Moncler’s masterclass in brand rejuvenation
Fascinating interview in The Times with Remo Ruffini, CEO of Moncler. He took over the sleepy ski jacket maker in 2002 and rejuvenated it, recently selling 45% to a private equity group for €418 million, valuing the company at a cool €1.2 billion.
Build on brand truths
When Ruffini looked for a brand to buy he was after “A small brand name but one with a long history”, as he said in the article. And Moncler fitted the bill nicely. The brand was born in the French Alps in 1952, initially making quilted sleeping bags but soon moving into the quilted goose-down jackets we know today.
French mountaineers and skiers adopted the brand.
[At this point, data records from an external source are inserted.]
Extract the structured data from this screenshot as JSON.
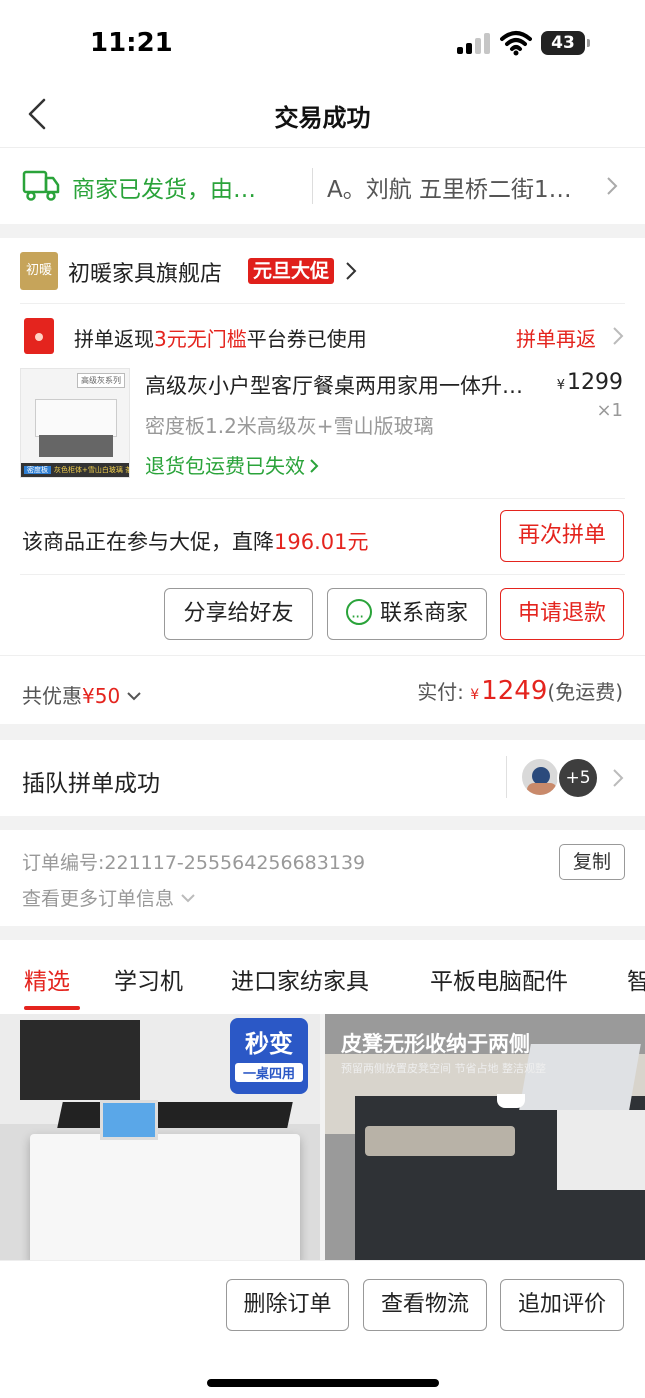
{
  "status_bar": {
    "time": "11:21",
    "battery": "43"
  },
  "nav": {
    "title": "交易成功"
  },
  "logistics": {
    "status": "商家已发货，由…",
    "address": "A。刘航 五里桥二街1…"
  },
  "shop": {
    "logo_text": "初暖",
    "name": "初暖家具旗舰店",
    "promo_tag": "元旦大促"
  },
  "coupon": {
    "text_prefix": "拼单返现",
    "text_highlight": "3元无门槛",
    "text_suffix": "平台券已使用",
    "link": "拼单再返"
  },
  "product": {
    "thumb_tag": "高级灰系列",
    "thumb_bar_tag": "密度板",
    "thumb_bar_text": "灰色柜体+雪山白玻璃 茶几",
    "title": "高级灰小户型客厅餐桌两用家用一体升降茶几",
    "price_symbol": "¥",
    "price": "1299",
    "quantity": "×1",
    "spec": "密度板1.2米高级灰+雪山版玻璃",
    "return_note": "退货包运费已失效"
  },
  "promo": {
    "text": "该商品正在参与大促，直降",
    "amount": "196.01元",
    "rebuy_button": "再次拼单"
  },
  "actions": {
    "share": "分享给好友",
    "contact": "联系商家",
    "refund": "申请退款"
  },
  "summary": {
    "discount_label": "共优惠",
    "discount_amount": "¥50",
    "paid_label": "实付:",
    "paid_symbol": "¥",
    "paid_amount": "1249",
    "shipping": "(免运费)"
  },
  "group": {
    "title": "插队拼单成功",
    "more_count": "+5"
  },
  "order_info": {
    "number_label": "订单编号:",
    "number": "221117-255564256683139",
    "copy_button": "复制",
    "more": "查看更多订单信息"
  },
  "tabs": [
    "精选",
    "学习机",
    "进口家纺家具",
    "平板电脑配件",
    "智"
  ],
  "recommend": [
    {
      "badge_main": "秒变",
      "badge_sub": "一桌四用"
    },
    {
      "headline": "皮凳无形收纳于两侧",
      "sub": "预留两侧放置皮凳空间 节省占地 整洁观整"
    }
  ],
  "bottom_bar": {
    "delete": "删除订单",
    "logistics": "查看物流",
    "review": "追加评价"
  },
  "colors": {
    "accent": "#e4241e",
    "green": "#2aa33a"
  }
}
And when the 1968 Winter Olympics came to Grenoble in 1968 Moncler supplied the French downhill skiing team. Celebrity skiers including Brigitte Bardot and Jackie Kennedy followed.
Grow from an iconic core product
Like many successful brands, Moncler fame flows from an iconic core product. Burberry is based on the trench coats, Tod’s on loafers, Timberland on boots and Moncler on ski jackets. And so far the brand has focused on this core product and avoided the temptation to over stretch the brand.
Use distribution as a brand builder
When Ruffini took over the brand he had a limited budget. He chose to start the rejuvenation by re-establishing the kudos and credentials of the brand by selling it on the slopes in upscale resorts: “It is important to keep the roots. So when I started to open stores it was in the ski resorts: Verbier for the English, St Moritz for Americans and Russians.”
Image is of course key in fashion. But people also want product quality if they are going to keep buying at a premium price. And this means a leader with a hands-on approach to product like Ruffini, who says in the interview: "I want to develop the best product I can in the world. I want to buy my own fabrics in Japan, I want to choose my best feather in Poland or in France, I want to choose the best zipper made in Switzerland."
Fashion is one of the few markets where "image builder" extensions (small sales, but good for image) make sense. The PR buzz created by such extensions helps build awareness and aspiration and keeps the brand fresh and cutting edge. Moncler use this approach with two high-end fashion lines: Gamme Bleu designed for men by Thom Browne and Gamme Rouge for women designed by Giambattista Valli. And a limited edition line created by hip-hop celeb Pharrell Williams (on the right with Ruffini) created more buzz.
In conclusion, Moncler is a great example of rejuvenating a brand by uncovering brand truths, updating and refreshing them through careful innovation on the core business.